If a device bind is required, the administrator has to manually bind the device via the Administration Web Interface.

The mobile phone with the activated Mobile Authenticator Studio app is then distributed to the user.

Mobile Authenticator Studio online activation process

Figure: Mobile Authenticator Studio online activation process

Standard online activation

The user enters the user ID, password, domain, and mobile phone number into the provisioning website for standard registration. The provisioning website verifies with OneSpan Authentication Server that the user is valid. Then it assigns a Mobile Authenticator Studio authenticator and sends an SMS containing the URL to download the Mobile Authenticator Studio package. The registration identifier and activation password are displayed on the provisioning website. The user downloads the Mobile Authenticator Studio package and enters the registration identifier and activation password in the Mobile Authenticator Studio app on the phone.

When the user has entered the registration identifier and activation password, the mobile phone sends a request to the provisioning website for the activation data. The provisioning website sends the activation data back to the mobile phone, which will automatically activate the Mobile Authenticator Studio app. Afterward, if a device bind is required, the Mobile Authenticator Studio app will request the bind data and bind the authenticator.

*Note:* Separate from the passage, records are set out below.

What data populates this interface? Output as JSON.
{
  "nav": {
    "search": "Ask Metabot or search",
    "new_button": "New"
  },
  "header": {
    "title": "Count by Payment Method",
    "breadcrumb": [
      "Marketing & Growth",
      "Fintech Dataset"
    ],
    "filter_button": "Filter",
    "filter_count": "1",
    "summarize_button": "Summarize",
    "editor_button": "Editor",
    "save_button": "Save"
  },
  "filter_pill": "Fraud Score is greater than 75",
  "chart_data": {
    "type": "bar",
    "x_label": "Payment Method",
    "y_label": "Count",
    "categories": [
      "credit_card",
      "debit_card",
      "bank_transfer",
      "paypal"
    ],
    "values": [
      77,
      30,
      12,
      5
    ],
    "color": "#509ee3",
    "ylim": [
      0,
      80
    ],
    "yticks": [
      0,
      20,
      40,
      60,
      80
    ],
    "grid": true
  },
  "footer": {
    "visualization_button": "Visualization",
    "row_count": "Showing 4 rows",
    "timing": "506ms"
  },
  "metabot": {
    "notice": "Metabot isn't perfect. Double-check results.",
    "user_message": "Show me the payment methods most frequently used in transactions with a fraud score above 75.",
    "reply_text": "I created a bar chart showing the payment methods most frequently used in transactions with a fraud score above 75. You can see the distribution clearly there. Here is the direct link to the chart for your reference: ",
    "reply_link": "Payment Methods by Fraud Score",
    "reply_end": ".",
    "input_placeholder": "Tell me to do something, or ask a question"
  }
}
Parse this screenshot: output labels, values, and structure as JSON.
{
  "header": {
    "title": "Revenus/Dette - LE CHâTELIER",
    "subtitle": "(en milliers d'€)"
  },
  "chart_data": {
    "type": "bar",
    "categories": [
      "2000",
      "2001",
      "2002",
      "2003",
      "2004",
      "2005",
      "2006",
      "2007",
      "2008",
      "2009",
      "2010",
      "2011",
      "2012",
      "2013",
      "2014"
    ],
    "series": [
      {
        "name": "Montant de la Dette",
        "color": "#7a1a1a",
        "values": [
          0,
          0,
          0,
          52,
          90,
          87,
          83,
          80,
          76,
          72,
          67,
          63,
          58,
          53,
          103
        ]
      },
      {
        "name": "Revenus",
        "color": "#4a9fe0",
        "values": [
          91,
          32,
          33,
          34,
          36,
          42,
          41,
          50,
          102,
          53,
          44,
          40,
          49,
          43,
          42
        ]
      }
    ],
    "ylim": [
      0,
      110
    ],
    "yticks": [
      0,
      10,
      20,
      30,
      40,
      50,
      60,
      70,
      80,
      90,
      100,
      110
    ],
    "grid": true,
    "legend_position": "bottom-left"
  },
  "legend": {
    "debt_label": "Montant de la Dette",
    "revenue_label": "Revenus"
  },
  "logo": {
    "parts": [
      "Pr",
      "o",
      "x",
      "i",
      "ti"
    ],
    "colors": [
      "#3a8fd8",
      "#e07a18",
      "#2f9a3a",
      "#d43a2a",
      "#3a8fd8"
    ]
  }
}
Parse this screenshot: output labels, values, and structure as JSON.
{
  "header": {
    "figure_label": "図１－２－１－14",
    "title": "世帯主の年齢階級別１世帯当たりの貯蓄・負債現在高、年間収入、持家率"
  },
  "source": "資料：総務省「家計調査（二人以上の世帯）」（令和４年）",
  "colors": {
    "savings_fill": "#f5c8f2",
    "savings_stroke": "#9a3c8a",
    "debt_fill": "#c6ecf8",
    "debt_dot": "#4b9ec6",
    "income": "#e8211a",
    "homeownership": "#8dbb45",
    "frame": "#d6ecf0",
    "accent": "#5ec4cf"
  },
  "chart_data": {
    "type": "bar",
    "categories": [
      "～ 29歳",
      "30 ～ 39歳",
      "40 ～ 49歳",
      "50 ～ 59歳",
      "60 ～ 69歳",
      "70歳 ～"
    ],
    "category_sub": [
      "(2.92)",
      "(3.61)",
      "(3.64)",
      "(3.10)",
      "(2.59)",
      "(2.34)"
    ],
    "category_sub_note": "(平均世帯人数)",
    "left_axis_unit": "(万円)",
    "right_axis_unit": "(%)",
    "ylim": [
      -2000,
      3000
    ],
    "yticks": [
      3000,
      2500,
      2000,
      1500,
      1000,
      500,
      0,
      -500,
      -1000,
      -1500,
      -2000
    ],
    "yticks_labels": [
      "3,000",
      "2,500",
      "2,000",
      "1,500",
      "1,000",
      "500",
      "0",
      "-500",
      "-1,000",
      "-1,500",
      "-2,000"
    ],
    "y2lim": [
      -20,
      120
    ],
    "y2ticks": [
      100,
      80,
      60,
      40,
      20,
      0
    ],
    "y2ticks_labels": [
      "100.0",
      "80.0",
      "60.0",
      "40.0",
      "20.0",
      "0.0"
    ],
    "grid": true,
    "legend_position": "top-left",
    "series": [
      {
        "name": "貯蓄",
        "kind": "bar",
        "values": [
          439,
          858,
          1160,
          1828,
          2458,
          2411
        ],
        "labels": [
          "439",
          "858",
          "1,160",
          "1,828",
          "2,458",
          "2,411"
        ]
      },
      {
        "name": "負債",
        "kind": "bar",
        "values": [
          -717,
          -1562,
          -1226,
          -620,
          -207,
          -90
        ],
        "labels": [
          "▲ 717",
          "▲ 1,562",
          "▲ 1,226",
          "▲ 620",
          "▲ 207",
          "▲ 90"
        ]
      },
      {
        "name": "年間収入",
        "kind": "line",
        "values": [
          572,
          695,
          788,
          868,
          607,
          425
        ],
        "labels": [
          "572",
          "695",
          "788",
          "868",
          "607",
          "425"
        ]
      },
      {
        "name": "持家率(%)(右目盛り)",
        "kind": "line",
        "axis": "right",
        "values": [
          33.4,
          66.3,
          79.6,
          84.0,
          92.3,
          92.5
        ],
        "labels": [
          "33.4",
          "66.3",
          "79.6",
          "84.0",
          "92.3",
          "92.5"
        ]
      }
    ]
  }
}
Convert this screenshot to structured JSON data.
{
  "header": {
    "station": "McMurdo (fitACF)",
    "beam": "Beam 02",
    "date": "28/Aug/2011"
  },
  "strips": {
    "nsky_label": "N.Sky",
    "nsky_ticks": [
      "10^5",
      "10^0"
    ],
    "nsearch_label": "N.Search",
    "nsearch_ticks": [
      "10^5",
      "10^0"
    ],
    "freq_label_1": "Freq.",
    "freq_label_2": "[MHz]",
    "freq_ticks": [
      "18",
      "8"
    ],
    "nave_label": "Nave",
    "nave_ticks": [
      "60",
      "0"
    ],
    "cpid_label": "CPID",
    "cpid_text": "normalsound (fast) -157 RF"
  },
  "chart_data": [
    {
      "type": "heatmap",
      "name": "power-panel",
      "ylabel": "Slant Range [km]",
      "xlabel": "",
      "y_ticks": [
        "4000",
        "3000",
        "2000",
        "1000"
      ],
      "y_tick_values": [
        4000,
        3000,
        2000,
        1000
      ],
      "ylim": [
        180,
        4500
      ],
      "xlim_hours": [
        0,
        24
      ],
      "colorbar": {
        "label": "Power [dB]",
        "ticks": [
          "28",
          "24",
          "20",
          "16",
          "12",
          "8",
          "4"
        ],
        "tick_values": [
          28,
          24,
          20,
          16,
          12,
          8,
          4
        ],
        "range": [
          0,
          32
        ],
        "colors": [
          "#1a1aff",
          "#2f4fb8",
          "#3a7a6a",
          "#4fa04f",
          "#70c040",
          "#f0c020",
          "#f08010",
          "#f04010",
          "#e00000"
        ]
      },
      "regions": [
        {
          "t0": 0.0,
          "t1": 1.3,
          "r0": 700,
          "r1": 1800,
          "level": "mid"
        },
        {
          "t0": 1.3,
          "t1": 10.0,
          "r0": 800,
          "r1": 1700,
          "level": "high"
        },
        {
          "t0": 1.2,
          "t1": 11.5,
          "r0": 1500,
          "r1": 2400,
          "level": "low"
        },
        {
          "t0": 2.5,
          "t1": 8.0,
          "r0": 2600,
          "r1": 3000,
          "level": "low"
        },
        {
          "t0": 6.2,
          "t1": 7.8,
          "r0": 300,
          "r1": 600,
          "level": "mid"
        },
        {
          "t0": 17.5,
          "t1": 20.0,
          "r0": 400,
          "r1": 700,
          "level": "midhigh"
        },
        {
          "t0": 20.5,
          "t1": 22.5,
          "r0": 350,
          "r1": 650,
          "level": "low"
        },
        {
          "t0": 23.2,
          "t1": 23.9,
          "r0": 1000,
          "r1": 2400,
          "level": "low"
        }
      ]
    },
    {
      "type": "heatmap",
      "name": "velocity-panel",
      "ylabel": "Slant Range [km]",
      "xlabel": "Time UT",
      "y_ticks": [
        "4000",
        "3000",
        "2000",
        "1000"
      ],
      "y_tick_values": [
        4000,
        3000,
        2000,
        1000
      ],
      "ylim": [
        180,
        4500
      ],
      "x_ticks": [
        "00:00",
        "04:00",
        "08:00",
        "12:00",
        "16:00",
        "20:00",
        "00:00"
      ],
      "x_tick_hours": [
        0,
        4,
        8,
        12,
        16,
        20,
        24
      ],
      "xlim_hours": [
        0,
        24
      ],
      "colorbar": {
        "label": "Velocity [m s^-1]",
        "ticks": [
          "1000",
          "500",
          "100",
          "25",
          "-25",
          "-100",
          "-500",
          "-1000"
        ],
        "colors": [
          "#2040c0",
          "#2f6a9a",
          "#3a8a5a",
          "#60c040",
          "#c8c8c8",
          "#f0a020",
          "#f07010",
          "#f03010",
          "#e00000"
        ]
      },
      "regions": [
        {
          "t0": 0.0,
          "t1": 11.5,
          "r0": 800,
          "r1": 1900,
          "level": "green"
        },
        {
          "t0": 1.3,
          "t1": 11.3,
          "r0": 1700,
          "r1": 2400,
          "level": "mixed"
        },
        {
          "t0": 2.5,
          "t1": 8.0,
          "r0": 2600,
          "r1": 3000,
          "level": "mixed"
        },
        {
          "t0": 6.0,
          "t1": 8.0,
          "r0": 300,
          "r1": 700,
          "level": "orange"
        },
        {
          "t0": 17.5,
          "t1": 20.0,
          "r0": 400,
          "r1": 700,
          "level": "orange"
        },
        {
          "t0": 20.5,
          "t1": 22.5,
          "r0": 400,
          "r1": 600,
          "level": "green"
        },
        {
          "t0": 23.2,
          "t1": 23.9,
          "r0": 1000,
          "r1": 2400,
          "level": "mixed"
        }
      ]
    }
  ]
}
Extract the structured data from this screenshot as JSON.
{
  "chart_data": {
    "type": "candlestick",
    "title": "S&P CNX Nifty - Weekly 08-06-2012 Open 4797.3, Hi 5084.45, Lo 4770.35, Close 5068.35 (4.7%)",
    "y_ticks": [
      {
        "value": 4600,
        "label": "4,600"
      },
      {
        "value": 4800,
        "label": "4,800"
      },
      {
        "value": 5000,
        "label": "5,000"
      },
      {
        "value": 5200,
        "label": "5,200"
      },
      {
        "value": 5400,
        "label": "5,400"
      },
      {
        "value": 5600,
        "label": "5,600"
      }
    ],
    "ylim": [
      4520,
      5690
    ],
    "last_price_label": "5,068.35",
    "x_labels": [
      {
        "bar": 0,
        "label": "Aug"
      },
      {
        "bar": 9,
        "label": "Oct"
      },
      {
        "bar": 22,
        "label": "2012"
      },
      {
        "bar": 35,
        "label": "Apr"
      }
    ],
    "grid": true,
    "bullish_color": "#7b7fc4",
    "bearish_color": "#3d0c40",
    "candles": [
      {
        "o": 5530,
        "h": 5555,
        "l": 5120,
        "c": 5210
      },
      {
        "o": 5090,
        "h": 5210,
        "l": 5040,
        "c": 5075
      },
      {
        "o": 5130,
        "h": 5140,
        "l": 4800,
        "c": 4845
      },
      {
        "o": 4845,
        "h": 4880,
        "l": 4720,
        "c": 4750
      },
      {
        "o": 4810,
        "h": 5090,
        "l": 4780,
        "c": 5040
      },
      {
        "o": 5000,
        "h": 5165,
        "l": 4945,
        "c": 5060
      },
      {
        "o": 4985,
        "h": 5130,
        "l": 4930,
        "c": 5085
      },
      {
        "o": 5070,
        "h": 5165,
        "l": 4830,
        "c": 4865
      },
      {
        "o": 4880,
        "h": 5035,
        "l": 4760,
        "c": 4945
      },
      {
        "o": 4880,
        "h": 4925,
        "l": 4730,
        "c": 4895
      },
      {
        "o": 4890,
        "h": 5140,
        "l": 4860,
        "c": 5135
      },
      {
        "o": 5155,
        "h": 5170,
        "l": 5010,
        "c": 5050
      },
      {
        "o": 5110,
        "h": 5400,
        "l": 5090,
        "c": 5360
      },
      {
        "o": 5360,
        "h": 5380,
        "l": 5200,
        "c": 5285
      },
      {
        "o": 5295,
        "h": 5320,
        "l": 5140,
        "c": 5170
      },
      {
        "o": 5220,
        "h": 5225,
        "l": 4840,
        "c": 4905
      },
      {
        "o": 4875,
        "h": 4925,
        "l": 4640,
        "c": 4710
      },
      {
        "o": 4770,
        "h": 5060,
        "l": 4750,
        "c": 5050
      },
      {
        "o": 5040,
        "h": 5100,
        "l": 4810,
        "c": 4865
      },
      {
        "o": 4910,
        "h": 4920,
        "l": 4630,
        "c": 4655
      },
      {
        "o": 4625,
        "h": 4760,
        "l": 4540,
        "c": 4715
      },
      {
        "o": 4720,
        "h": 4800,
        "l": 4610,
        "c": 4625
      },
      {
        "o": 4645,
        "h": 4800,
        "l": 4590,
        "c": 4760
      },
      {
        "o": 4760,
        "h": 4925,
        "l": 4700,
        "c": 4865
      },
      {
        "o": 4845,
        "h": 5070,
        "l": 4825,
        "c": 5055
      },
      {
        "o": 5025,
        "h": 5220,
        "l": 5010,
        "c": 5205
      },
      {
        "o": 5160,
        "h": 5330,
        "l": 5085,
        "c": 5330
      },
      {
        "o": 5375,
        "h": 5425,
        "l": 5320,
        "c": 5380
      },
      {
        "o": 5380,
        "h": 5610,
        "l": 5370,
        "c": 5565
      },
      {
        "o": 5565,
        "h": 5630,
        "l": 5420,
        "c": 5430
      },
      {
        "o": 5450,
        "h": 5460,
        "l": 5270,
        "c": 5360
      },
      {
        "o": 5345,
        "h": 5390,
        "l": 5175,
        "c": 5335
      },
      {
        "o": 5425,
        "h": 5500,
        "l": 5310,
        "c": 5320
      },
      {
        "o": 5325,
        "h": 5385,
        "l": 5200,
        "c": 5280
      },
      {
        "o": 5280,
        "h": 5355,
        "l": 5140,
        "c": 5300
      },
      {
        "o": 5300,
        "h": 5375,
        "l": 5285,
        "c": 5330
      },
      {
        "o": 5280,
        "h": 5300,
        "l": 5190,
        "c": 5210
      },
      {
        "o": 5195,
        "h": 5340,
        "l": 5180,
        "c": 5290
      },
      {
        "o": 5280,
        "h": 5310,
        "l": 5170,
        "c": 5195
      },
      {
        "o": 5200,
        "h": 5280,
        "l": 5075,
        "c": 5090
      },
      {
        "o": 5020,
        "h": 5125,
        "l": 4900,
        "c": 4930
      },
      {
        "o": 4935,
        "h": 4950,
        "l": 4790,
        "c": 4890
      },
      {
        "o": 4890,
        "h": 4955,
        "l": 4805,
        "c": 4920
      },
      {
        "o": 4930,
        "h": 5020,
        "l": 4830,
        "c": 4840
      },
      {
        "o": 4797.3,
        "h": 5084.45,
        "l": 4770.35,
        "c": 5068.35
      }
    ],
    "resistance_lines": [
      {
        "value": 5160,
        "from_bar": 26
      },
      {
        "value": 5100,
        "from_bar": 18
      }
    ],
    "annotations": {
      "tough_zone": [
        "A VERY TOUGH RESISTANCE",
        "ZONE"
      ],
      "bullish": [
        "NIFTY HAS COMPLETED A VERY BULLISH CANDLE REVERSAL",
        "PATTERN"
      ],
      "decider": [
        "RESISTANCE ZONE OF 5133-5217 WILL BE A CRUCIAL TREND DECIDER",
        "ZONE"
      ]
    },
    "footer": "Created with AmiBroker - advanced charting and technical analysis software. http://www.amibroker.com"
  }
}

The user then receives a response on the mobile device indicating whether the activation has been successful.

Advanced online activation

Advanced online activation is performed by the user and uses the Digipass Software Advanced Provisioning Protocol (DSAPP). The difference between advanced online activation and standard online activation is how the OTP is generated when the authenticator is used. If you intend to use DSAPP, you must perform advanced online activation. If you do not intend to use DSAPP when generating OTPs, you must use standard online activation.

DSAPP can be used for activation if it has been enabled on OneSpan Authentication Server. If DSAPP is used, the user has to enter a user ID, domain, and password on the DSAPP registration page of the provisioning website. The provisioning website verifies with OneSpan Authentication Server that the user is valid. Then it assigns a Mobile Authenticator Studio authenticator and sends an SMS containing the URL to download the Mobile Authenticator Studio package. The registration identifier and activation password are displayed on the provisioning website. The user must download the Mobile Authenticator Studio package and enter the registration identifier and activation password in the Mobile Authenticator Studio app on the mobile phone.

When the user has entered the registration identifier and activation password, the mobile phone sends a request to the provisioning website for the activation data. The provisioning website sends the activation data back to the mobile phone, which will automatically activate the Mobile Authenticator Studio app. Afterward, if a device bind is required, the Mobile Authenticator Studio app will request the bind data and bind the authenticator.

The user then receives a response on the mobile device indicating whether the activation has been successful.